O grau de investimento está mais próximo do que nunca. E parte da economia já sente seus efeitos porque muitos investidores, ávidos em selecionar as melhores oportunidades, se anteciparam aos fatos. Em 2005, o governo federal lançou, pela primeira vez, títulos denominados em reais (Global BRL). Neste ano, empresas como Cyrela, Cesp e RBS fizeram o mesmo. Entre os compradores estão investidores americanos e europeus, que afirmam sua confiança na moeda nacional.

Vitrine internacional

Um número cada vez maior de companhias brasileiras está negociando suas ações em bolsas estrangeiras. É uma forma de se projetar internacionalmente, induzir os estrangeiros a negociar seus papéis e garantir que as portas estejam abertas caso necessitem captar em bolsa no futuro. Segundo o Banco Mundial, em todo o mundo existem 1.328 empresas listadas além de suas fronteiras, 30% delas oriundas de países emergentes.

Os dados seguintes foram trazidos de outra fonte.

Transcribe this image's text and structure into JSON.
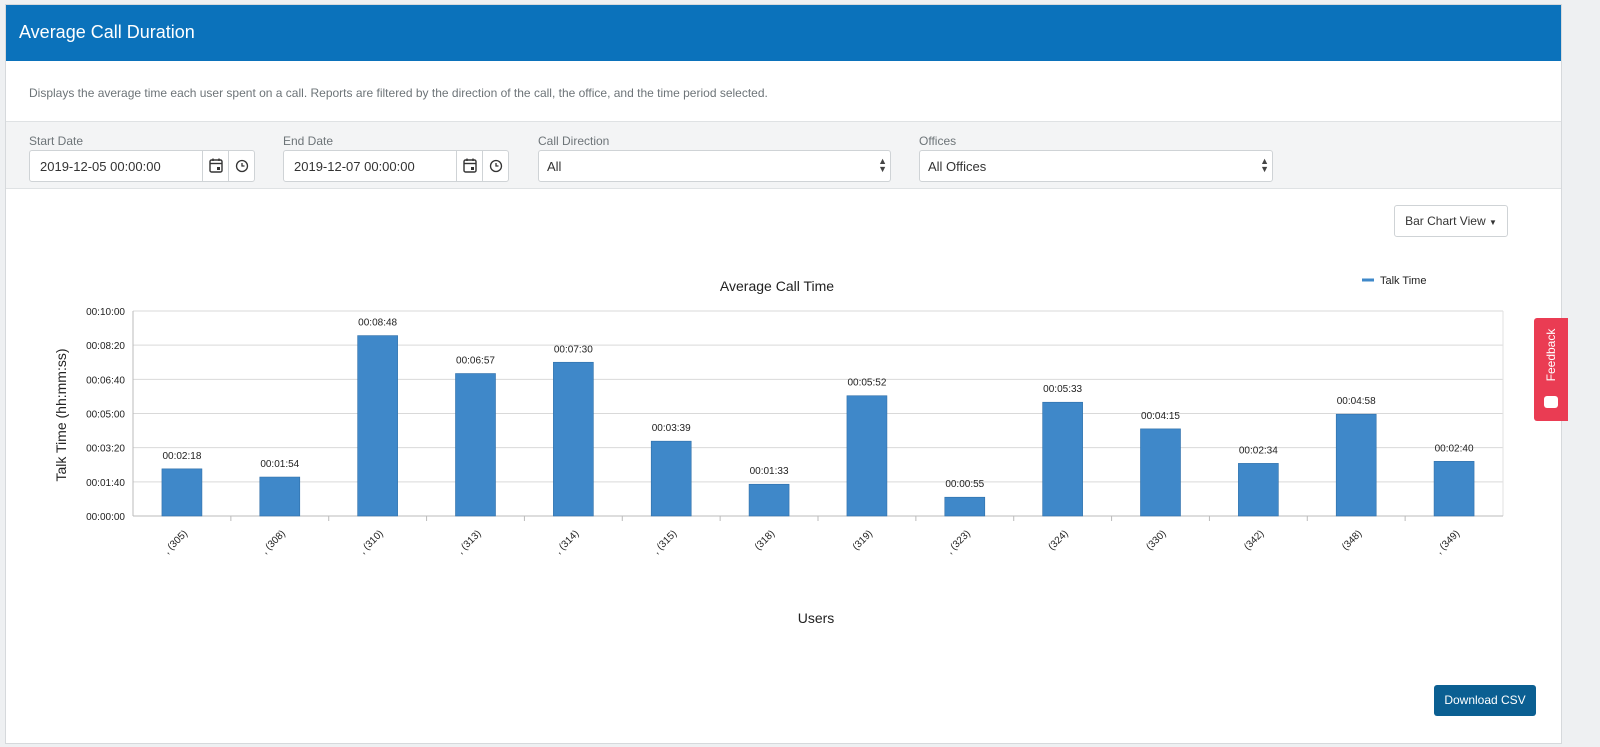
{
  "header": {
    "title": "Average Call Duration"
  },
  "description": "Displays the average time each user spent on a call. Reports are filtered by the direction of the call, the office, and the time period selected.",
  "filters": {
    "start_date": {
      "label": "Start Date",
      "value": "2019-12-05 00:00:00"
    },
    "end_date": {
      "label": "End Date",
      "value": "2019-12-07 00:00:00"
    },
    "call_direction": {
      "label": "Call Direction",
      "value": "All"
    },
    "offices": {
      "label": "Offices",
      "value": "All Offices"
    }
  },
  "view_button": {
    "label": "Bar Chart View"
  },
  "download_button": {
    "label": "Download CSV"
  },
  "feedback": {
    "label": "Feedback"
  },
  "colors": {
    "header": "#0b72bb",
    "bar": "#3f88c9",
    "feedback": "#ea3c53",
    "csv_button": "#0b5f92"
  },
  "chart_data": {
    "type": "bar",
    "title": "Average Call Time",
    "xlabel": "Users",
    "ylabel": "Talk Time (hh:mm:ss)",
    "legend": {
      "entry": "Talk Time",
      "placement": "top-right"
    },
    "categories": [
      ", (305)",
      ", (308)",
      ", (310)",
      ", (313)",
      ", (314)",
      ", (315)",
      "(318)",
      "(319)",
      ", (323)",
      "(324)",
      "(330)",
      "(342)",
      "(348)",
      ", (349)"
    ],
    "series": [
      {
        "name": "Talk Time",
        "values": [
          138,
          114,
          528,
          417,
          450,
          219,
          93,
          352,
          55,
          333,
          255,
          154,
          298,
          160
        ],
        "labels": [
          "00:02:18",
          "00:01:54",
          "00:08:48",
          "00:06:57",
          "00:07:30",
          "00:03:39",
          "00:01:33",
          "00:05:52",
          "00:00:55",
          "00:05:33",
          "00:04:15",
          "00:02:34",
          "00:04:58",
          "00:02:40"
        ]
      }
    ],
    "yticks": [
      "00:00:00",
      "00:01:40",
      "00:03:20",
      "00:05:00",
      "00:06:40",
      "00:08:20",
      "00:10:00"
    ],
    "ytick_values": [
      0,
      100,
      200,
      300,
      400,
      500,
      600
    ],
    "ylim": [
      0,
      600
    ],
    "grid": true
  }
}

A MMX Mineração e Metálicos S.A. é um exemplo de quem aderiu recentemente à listagem no exterior. E não o fez na Bolsa de Nova York, como costumam preferir as empresas brasileiras. Desde o fim de junho, está listada na Bolsa de Toronto, no Canadá. Lançou Global Depositary Receipts (GDR) — que representam os papéis negociados no Brasil e, a cada 20, equivalem a uma ação.

“Escolhemos a Bolsa de Toronto porque é o melhor lugar para mineradoras listarem suas ações, inclusive quando estão na fase de projeto, como nós”, diz Elizabeth Cruz, gerente de Relações com Investidores. Na época, a MMX cogitou negociar em outros pregões, como o de Londres, mas optou por Canadá pela tradição que a bolsa do país tem em negociar ações de empresas em estágio embrionário. A MMX possui projetos de investimento de US$ 4 bilhões, dos quais US$ 500 milhões já foram captados.

“Nos primeiros road shows com investidores estrangeiros, muitos demonstraram interesse pela nossa empresa, mas disseram que, por motivos diversos, não tinham interesse em negociar no Brasil”, recorda Elizabeth. “Isso facilitou a decisão de ir para fora do País.”

As ações da Gerdau são listadas em quatro pregões: Bovespa, Bolsa de Nova York, Bolsa de Toronto e Bolsa de Madri — no segmento dedicado a latinoamericanas, o Latibex. Seus papéis movimentam perto de US$ 60 milhões nas quatro bolsas diariamente. No Latibex, das 34 companhias listadas, 15 são brasileiras.

Enquanto isso, nos Estados Unidos, a Lei Sarbanes-Oxley parece continuar afugentando as empresas dispostas a ter suas ações negociadas na Bolsa de Nova York. A lei estabeleceu controles rigorosos para as companhias listadas no país, o que aumentou seus custos de manutenção naquele mercado. O resultado é que o número de estrangeiras listadas, que era de 943 no fim de 2000, caiu para 784 no fim do ano passado. Bolsas como a de Londres, Luxemburgo e até mesmo a Bovespa tornaram-se mais atraentes.

A Itacaré Capital Investments — fundo que investe em resorts e empreendimentos imobiliários de luxo no litoral do Brasil —, por exemplo, preferiu abrir seu capital na Bolsa de Londres, em maio deste ano. Captou US$ 87 milhões no mercado inglês voltado a companhias com alto potencial de crescimento, o Alternative Investment Market (AIM). E cinco companhias negociam Brazilian Depositary Receipts (BDRs) na Bovespa. Quatro delas abriram o capital na Bolsa de Luxemburgo: Dufry South America, que opera lojas duty-free no Brasil, a Tarpon Investment Group, firma administradora de recursos, o fundo de private equity GP Invest e a empresa de logística Wilson Sons. A quinta, o Banco Patagônia, é originalmente negociada na Bolsa de Buenos Aires, mas decidiu fazer uma dupla listagem na bolsa brasileira.